Goebbelses, meet the Goebbelses. (via the German Federal Archive.)
A senior official at the Department of Veterans Affairs said he removed a portrait of the Ku Klux Klan’s first grand wizard from his Washington, D.C., office after offended employees began signing a petition to present to VA Secretary Robert Wilkie...
David J. Thomas Sr. [deputy executive director of VA’s Office of Small and Disadvantaged Business Utilization]... said he took down the painting Monday after a Washington Post reporter explained that its subject, Nathan Bedford Forrest, was a Confederate general and slave trader who became the KKK’s first figurehead in 1868. He professed to be unaware of Forrest’s affiliation with the hate group, which formed after the Civil War to maintain white control over newly freed blacks through violence and intimidation. — Washington Post.
Washington, D.C. — Adelbert Frommer, Undersecretary of Homeland Security for Concrete Bollards, announced today he was “with a heavy heart” removing a lifesize portrait of Joseph Goebbels that had dominated his office at Department headquarters since his appointment last summer.
Goebbels, for those of you who are not aware, was Minister of Propaganda during the reign of Adolf Hitler, who (we are told you also may not know) was leader of Germany during World War II, which country fought unsuccessfully under the Nazi banner against the United States from 1941 to 1945. The historical consensus is that Hitler was bad and Goebbels was bad (though please see our Op-Ed section for a contrary view by conservative gadfly Gavin McInnes).
The portrait has stimulated controversy since the public first became aware of it on June 23, after a tour group passed Frommer's office when the door was ajar.
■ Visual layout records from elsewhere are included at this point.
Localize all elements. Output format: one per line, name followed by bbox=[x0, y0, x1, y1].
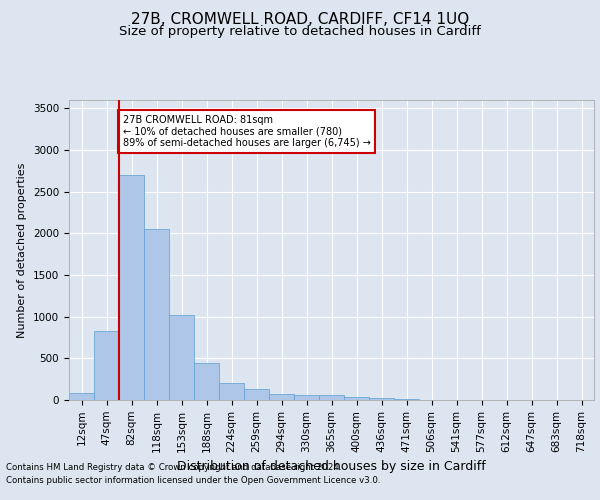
Bar bbox=[94, 331, 119, 400]
Text: 27B CROMWELL ROAD: 81sqm
← 10% of detached houses are smaller (780)
89% of semi-: 27B CROMWELL ROAD: 81sqm ← 10% of detach… bbox=[123, 115, 371, 148]
Bar bbox=[69, 394, 94, 400]
Bar bbox=[119, 175, 144, 400]
Bar bbox=[394, 399, 419, 400]
Bar bbox=[294, 395, 319, 400]
Bar bbox=[194, 362, 219, 400]
Bar bbox=[344, 396, 369, 400]
Bar bbox=[144, 229, 169, 400]
Bar bbox=[269, 394, 294, 400]
Y-axis label: Number of detached properties: Number of detached properties bbox=[17, 162, 28, 338]
Text: Contains HM Land Registry data © Crown copyright and database right 2024.: Contains HM Land Registry data © Crown c… bbox=[6, 462, 341, 471]
X-axis label: Distribution of detached houses by size in Cardiff: Distribution of detached houses by size … bbox=[177, 460, 486, 473]
Text: Size of property relative to detached houses in Cardiff: Size of property relative to detached ho… bbox=[119, 25, 481, 38]
Bar bbox=[319, 396, 344, 400]
Bar bbox=[244, 389, 269, 400]
Bar bbox=[369, 398, 394, 400]
Bar bbox=[169, 315, 194, 400]
Bar bbox=[219, 384, 244, 400]
Text: 27B, CROMWELL ROAD, CARDIFF, CF14 1UQ: 27B, CROMWELL ROAD, CARDIFF, CF14 1UQ bbox=[131, 12, 469, 28]
Text: Contains public sector information licensed under the Open Government Licence v3: Contains public sector information licen… bbox=[6, 476, 380, 485]
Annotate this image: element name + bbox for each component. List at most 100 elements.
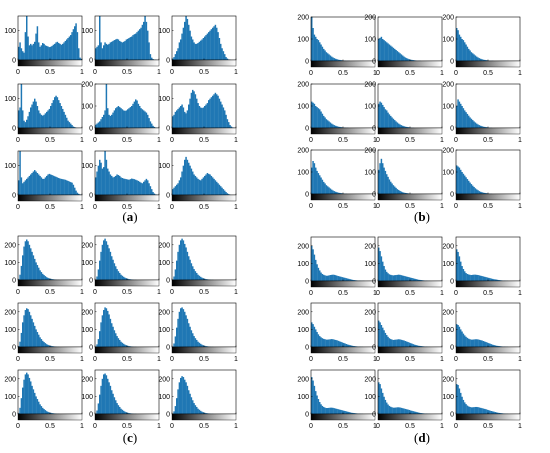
histogram-bar [101,48,104,60]
histogram-bar [464,175,466,194]
x-tick-label: 1 [80,137,84,144]
histogram-bar [108,314,110,347]
histogram-bar [384,269,387,281]
histogram-bar [408,277,411,281]
histogram-bar [189,30,191,60]
histogram-bar [103,374,105,414]
histogram-bar [466,113,469,128]
x-tick-label: 0 [309,203,313,210]
histogram-bar [40,177,43,195]
histogram-bar [52,346,55,347]
histogram-bar [103,45,105,60]
histogram-bar [197,103,199,128]
histogram-bar [380,102,383,128]
histogram-bar [355,346,357,347]
histogram-bar [104,307,106,347]
histogram-bar [52,100,55,128]
intensity-colorbar [171,279,237,287]
histogram-bar [331,339,333,347]
histogram-bar [416,279,419,281]
histogram-bar [39,404,41,414]
histogram-bar [76,192,79,195]
histogram-bar [32,43,35,60]
histogram-bar [72,126,75,128]
histogram-bar [184,311,186,347]
histogram-bar [190,397,193,414]
histogram-bar [329,55,332,61]
histogram-bar [386,42,388,61]
histogram-bar [470,52,473,61]
histogram-bar [472,339,474,347]
histogram-bar [485,342,487,347]
histogram-bar [332,57,334,61]
histogram-bar [349,345,352,347]
histogram-bar [392,275,395,281]
histogram-bar [54,97,56,128]
histogram-bar [99,331,101,347]
histogram-bar [337,409,340,414]
histogram-bar [474,274,477,281]
histogram-bar [477,124,479,128]
histogram-bar [494,412,497,414]
histogram-bar [22,51,24,60]
x-tick-label: 0.5 [45,356,55,363]
histogram-bar [63,111,65,128]
x-tick-label: 1 [440,70,444,77]
histogram-bar [402,55,404,61]
histogram-bar [189,393,191,414]
histogram-d-4: 0 100 200 0 0.5 1 [297,302,377,363]
histogram-bar [184,111,186,128]
histogram-bar [20,84,23,128]
histogram-bar [315,329,317,347]
histogram-bar [190,168,193,195]
histogram-bar [473,339,475,347]
histogram-c-8: 0 100 200 0 0.5 1 [81,369,161,430]
histogram-bar [470,407,473,414]
histogram-bar [143,110,145,128]
histogram-bar [492,278,494,281]
histogram-bar [407,58,409,61]
histogram-bar [67,180,69,195]
histogram-bar [185,16,187,60]
y-tick-label: 200 [81,82,93,89]
histogram-bar [384,399,387,414]
histogram-bar [400,339,403,347]
histogram-bar [38,267,40,280]
histogram-bar [489,410,491,414]
histogram-bar [480,407,482,414]
panel-label-b: (b) [414,209,430,224]
histogram-bar [382,261,384,281]
histogram-bar [182,240,185,280]
x-tick-label: 1 [518,137,522,144]
histogram-bar [340,409,342,414]
histogram-bar [47,344,49,347]
y-tick-label: 100 [364,261,376,268]
histogram-bar [473,186,475,194]
histogram-bar [174,111,177,128]
histogram-bar [28,244,31,280]
histogram-bar [336,275,338,281]
y-tick-label: 200 [297,309,309,316]
histogram-bar [336,192,338,194]
y-tick-label: 0 [450,412,454,419]
histogram-bar [468,406,470,414]
histogram-bar [456,106,458,128]
y-tick-label: 200 [442,82,454,89]
histogram-bar [403,192,405,194]
histogram-bar [465,336,467,347]
histogram-bar [177,183,179,195]
histogram-bar [44,113,47,128]
histogram-bar [180,240,182,280]
histogram-bar [319,42,321,61]
histogram-bar [458,34,461,61]
histogram-bar [186,251,189,280]
histogram-bar [412,60,415,61]
histogram-bar [202,412,205,414]
histogram-bar [34,98,36,128]
histogram-bar [43,342,45,347]
x-tick-label: 0 [93,423,97,430]
histogram-bar [48,173,51,195]
histogram-bar [43,275,45,280]
histogram-bar [36,106,39,128]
Though the portrait had been hanging in Frommer's office for weeks, the undersecretary insisted it had done so without incident until “those meddling Jehovah's Witnesses” spotted it and informed the Washington Post.
When members of Frommer’s staff complained to him about the portrait, Frommer responded in a memo telling his staff to “mind your own Jew business” and that “if I find out which of you (((malcontents))) ratted me out to the Soros Post I'll put your kosher asses in a camp.” When confronted by our reporters about the memo, Frommer at first denied that he had given any such response, then attacked the reporters with a Nazi ceremonial sword he had in the trunk of his car; later, after barricading himself in his office for 24 hours, during which time he blasted Bach, old German hymns, and Rachel Platten's “Fight Song” through a public address system, Frommer issued a statement, portraying himself a “victim of political correctness gone mad” and declaring that he would “never” remove the “beautiful, beautiful” portrait.
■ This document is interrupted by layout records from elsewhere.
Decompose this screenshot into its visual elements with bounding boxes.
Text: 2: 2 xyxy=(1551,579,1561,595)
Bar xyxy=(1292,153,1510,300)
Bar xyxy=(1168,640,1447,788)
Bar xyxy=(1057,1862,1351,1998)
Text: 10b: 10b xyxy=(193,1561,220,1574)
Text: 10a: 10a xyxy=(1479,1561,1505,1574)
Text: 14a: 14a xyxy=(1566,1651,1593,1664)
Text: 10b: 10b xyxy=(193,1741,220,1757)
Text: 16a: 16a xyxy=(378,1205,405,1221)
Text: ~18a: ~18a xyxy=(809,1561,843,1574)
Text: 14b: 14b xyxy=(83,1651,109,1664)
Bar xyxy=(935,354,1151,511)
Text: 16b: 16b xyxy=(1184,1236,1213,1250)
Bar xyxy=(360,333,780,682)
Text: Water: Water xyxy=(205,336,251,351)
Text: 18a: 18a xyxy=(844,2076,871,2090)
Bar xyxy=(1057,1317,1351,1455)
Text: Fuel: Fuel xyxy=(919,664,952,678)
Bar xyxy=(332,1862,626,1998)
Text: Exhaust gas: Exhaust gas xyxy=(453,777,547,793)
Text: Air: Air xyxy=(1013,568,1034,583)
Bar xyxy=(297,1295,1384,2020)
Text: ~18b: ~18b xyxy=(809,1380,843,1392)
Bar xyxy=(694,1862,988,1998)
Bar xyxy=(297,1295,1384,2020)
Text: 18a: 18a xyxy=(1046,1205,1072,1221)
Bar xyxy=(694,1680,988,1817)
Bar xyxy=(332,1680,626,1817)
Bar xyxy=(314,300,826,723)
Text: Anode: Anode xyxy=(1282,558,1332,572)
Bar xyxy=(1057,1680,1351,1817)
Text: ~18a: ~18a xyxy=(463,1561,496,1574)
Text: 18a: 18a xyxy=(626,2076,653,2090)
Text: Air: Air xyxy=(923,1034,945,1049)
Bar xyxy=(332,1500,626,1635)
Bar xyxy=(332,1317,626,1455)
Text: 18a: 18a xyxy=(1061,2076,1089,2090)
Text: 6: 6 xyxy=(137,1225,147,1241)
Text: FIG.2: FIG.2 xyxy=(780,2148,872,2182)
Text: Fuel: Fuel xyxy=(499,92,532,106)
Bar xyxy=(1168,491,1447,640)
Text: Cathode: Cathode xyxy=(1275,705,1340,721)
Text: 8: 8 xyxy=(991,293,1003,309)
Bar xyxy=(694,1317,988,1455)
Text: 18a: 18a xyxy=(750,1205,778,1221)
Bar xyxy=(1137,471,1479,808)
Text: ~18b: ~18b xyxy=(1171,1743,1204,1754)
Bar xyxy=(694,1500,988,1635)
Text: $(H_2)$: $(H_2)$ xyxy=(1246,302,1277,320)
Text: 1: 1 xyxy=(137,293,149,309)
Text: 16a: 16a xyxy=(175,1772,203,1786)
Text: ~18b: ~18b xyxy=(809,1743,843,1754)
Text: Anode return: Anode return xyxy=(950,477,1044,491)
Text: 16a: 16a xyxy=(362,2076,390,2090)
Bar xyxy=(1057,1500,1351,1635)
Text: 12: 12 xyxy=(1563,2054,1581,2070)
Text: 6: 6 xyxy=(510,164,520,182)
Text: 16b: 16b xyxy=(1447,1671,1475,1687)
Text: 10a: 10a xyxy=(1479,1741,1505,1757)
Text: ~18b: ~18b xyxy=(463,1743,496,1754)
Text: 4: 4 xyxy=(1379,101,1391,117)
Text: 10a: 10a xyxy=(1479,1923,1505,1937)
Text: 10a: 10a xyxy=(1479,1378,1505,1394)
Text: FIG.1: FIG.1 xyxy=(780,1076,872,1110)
Commissioned by Goebbels himself during the war, the portrait was seized by the Russians after the fall of Berlin from the townhome of prominent Nazi financier Alger von Kresge and kept in storage in Moscow until 1993, when cronies of Russian President Boris Yeltsin appropriated it, along with many other Nazi-owned artworks, for what they said would be an “educational” touring show. The cronies and the artworks both disappeared; unlike the cronies, most of the artworks eventually resurfaced in private collections in China, the Seychelles, Pakistan, and the Republic of the Congo. The Goebbels portrait, showing the prominent Nazi viewed from a low angle, wearing a long black leather coat and holding a riding crop, had been thought lost until it turned up in Frommer's office.
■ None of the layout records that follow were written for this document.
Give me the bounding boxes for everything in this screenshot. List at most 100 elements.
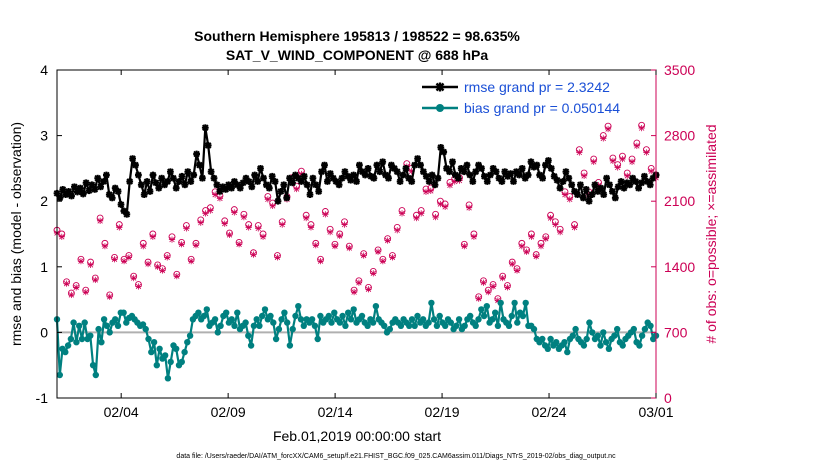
- rmse-point: [143, 178, 151, 185]
- rmse-point: [300, 172, 308, 180]
- obs-assimilated-marker: [303, 214, 310, 222]
- y-right-tick-label: 2100: [664, 193, 695, 209]
- rmse-point: [355, 161, 363, 169]
- bias-point: [539, 335, 546, 343]
- obs-assimilated-marker: [231, 209, 238, 216]
- rmse-point: [469, 178, 477, 185]
- obs-assimilated-marker: [192, 242, 200, 249]
- rmse-point: [323, 178, 331, 185]
- bias-point: [342, 322, 349, 329]
- obs-assimilated-marker: [322, 211, 329, 218]
- rmse-point: [646, 181, 654, 189]
- bias-point: [100, 316, 108, 323]
- obs-assimilated-marker: [350, 288, 358, 296]
- rmse-point: [198, 174, 206, 182]
- x-tick-label: 02/19: [425, 404, 460, 420]
- obs-assimilated-marker: [82, 288, 89, 296]
- rmse-series: [53, 124, 660, 218]
- y-right-tick-label: 3500: [664, 62, 695, 78]
- rmse-point: [146, 187, 154, 195]
- obs-assimilated-marker: [235, 241, 243, 248]
- obs-assimilated-marker: [159, 267, 166, 274]
- y-tick-label: 3: [40, 128, 48, 144]
- y-tick-label: 4: [40, 62, 48, 78]
- obs-assimilated-marker: [518, 243, 525, 250]
- obs-assimilated-marker: [221, 220, 228, 227]
- obs-assimilated-marker: [216, 195, 224, 202]
- obs-assimilated-marker: [604, 125, 612, 133]
- obs-assimilated-marker: [164, 254, 171, 261]
- bias-point: [372, 303, 380, 310]
- bias-point: [350, 306, 357, 313]
- bias-point: [600, 329, 607, 336]
- obs-assimilated-marker: [97, 217, 104, 225]
- obs-assimilated-marker: [542, 235, 549, 242]
- rmse-point: [126, 178, 134, 185]
- bias-point: [505, 322, 513, 329]
- rmse-point: [265, 184, 273, 192]
- obs-assimilated-marker: [77, 258, 85, 265]
- bias-point: [153, 362, 160, 369]
- obs-assimilated-marker: [202, 210, 209, 217]
- obs-assimilated-marker: [576, 149, 583, 156]
- rmse-point: [626, 181, 634, 189]
- bias-point: [442, 322, 449, 329]
- obs-assimilated-marker: [355, 279, 363, 286]
- rmse-point: [449, 158, 456, 166]
- bias-point: [508, 312, 515, 320]
- legend: rmse grand pr = 2.3242 bias grand pr = 0…: [422, 79, 620, 116]
- obs-assimilated-marker: [264, 196, 271, 203]
- bias-point: [112, 316, 119, 323]
- rmse-point: [190, 171, 198, 179]
- obs-assimilated-marker: [580, 172, 588, 180]
- rmse-point: [396, 178, 404, 185]
- rmse-point: [620, 184, 628, 192]
- bias-point: [455, 316, 463, 323]
- rmse-point: [606, 181, 613, 189]
- rmse-point: [591, 181, 599, 189]
- bias-point: [92, 371, 100, 379]
- rmse-point: [498, 178, 506, 185]
- bias-point: [522, 299, 529, 307]
- obs-assimilated-marker: [384, 237, 391, 244]
- obs-assimilated-marker: [307, 224, 315, 231]
- bias-point: [336, 319, 344, 326]
- bias-point: [419, 316, 427, 323]
- rmse-point: [559, 178, 567, 185]
- rmse-point: [155, 184, 163, 192]
- rmse-point: [431, 181, 439, 189]
- rmse-point: [100, 178, 107, 185]
- bias-point: [339, 312, 346, 320]
- y-axis-label: rmse and bias (model - observation): [8, 122, 24, 346]
- y-tick-label: 1: [40, 259, 48, 275]
- bias-point: [433, 322, 441, 329]
- bias-point: [162, 352, 169, 359]
- rmse-point: [341, 168, 349, 176]
- rmse-point: [638, 179, 645, 187]
- bias-point: [572, 325, 579, 333]
- bias-point: [561, 339, 568, 346]
- bias-point: [295, 303, 302, 310]
- bias-point: [231, 322, 238, 329]
- bias-point: [267, 312, 274, 320]
- obs-assimilated-marker: [446, 182, 454, 189]
- bias-point: [347, 316, 355, 323]
- rmse-point: [577, 181, 584, 189]
- obs-assimilated-marker: [513, 267, 521, 274]
- obs-assimilated-marker: [528, 233, 535, 240]
- bias-point: [472, 322, 479, 329]
- obs-assimilated-marker: [245, 224, 252, 231]
- y-axis-right-label: # of obs: o=possible; ×=assimilated: [703, 124, 719, 343]
- rmse-point: [611, 194, 619, 202]
- rmse-point: [306, 191, 314, 199]
- obs-assimilated-marker: [609, 157, 616, 165]
- bias-point: [120, 309, 127, 316]
- rmse-point: [213, 181, 221, 189]
- rmse-point: [600, 191, 608, 199]
- obs-assimilated-marker: [600, 135, 607, 142]
- bias-point: [123, 319, 130, 326]
- bias-point: [300, 322, 307, 329]
- bias-point: [619, 342, 626, 349]
- bias-point: [553, 339, 560, 346]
In recent months Frommer has been little heard from; several of his staff have resigned, but refused to speak to the press (one, a part-time file clerk, when approached by reporters tried to run them down with her vintage McLaren P1). He is reportedly a favorite of President Trump, who was thought to be referring to Frommer at one of his September rallies when he said, “there's this guy, a great patriot, great American, and the radical Democrats have tried to destroy this man just because of his love of fine art.” Rumors circulated that Frommer — a hotel manager in Lincoln, Nebraska and Republican fundraiser before his appointment in 2010 — was being kept on only at Trump's request, and that the Department Secretary Kirstjen Nielsen had hired a couple of freelancers to do his actual work.
In his statement, delivered by email, Frommer says he had no idea when he bought and mounted the portrait that it was of Joseph Goebbels, nor even who Goebbels was; “I only knew it was a beautiful picture of a distinguished gentleman whose heritage I shared. I had intended to donate it to the Steuben Society, but in the current politically-charged environment I suppose that is impossible,” said Frommer. “I only hope that under President Trump America will once again become the sort of country where a public servant can celebrate his heritage without interference and oppression from (((social justice warriors))).”
I don't know much about art, but I know what I reich.
The daughter of friends of ours (one of whom is Paul Slansky, a name familiar to some here) has a college roommate who is Goebbels' great-granddaughter. And the girl (we are told) has, or had, no idea exactly who her ancestor was. She just vaguely knew he had been in the German army in WW II. Kids these days, I tell ya.